Sounds like what Bo Diddley called 'the R&B ghetto" to me. Black music had plenty of credibility w/o whites, hillbillies or otherwise, in fact it seems pretty clear to me most (not all) 20th century American popular music is based on Black music or 'white' imitations of such going back to the very early days of recorded music, from 'coon songs' onward (and this was going on before records too, obviously, Jim Rice & Jump Jum Crow & so on). Undoubtedly there were white influences on Black music as well, but when looked at as a whole, especially when it comes to the development of the 'pop music vocabulary' the contributions of Black Americans are represented way out of proportion to their percentage of the population.  
 
The underlined statement above seems to me to be saying that since most whites wouldn't buy records by blacks there needed to be a 'white' version to cross over.
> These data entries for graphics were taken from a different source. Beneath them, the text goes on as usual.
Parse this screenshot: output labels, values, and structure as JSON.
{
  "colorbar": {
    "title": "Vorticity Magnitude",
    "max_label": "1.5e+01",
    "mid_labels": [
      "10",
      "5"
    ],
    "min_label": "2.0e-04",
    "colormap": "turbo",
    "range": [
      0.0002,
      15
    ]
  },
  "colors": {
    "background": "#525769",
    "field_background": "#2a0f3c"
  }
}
While there's not much debate to this question, why does it then become reason to dispossess people from what they have created? Haley and Presley were hardly the first whites to borrow from Black blues; musical comparisons between blues/r&b and 'r 'n r' show that  the majority of the differences have to do with performer nuance, not radically differing musical content. Where do pre-Presley "Black rockabilly"  artists (like Sun era Jr. Parker, James Cotton & Floyd Murphy) fit in? What about 'heavy metal man' Pat Hare? Country/r&b crossover was already old hat by the early '50s, in both directions, thanks at least in part to Syd Nathan. Are Black covers of country songs r&b,  r 'n r or country? Is music by black people r&b, and music by whites r'n r? Where's Little Richard fit in? He was a
 ringer for Billy Wright when he started in 1951, but not that much different though; was he r&b in '51 and r 'n r in 1955, or always r&b? What about Chuck Berry? 
 
If there are styles/elements/techniques that can be shown to have been first, why shouldn't those people get the credit, instead of their followers/copiers? For some reason it reminds me of all the songs that Irving Mills and Lester Melrose (to use 2 examples) 'wrote' for the artists they recorded.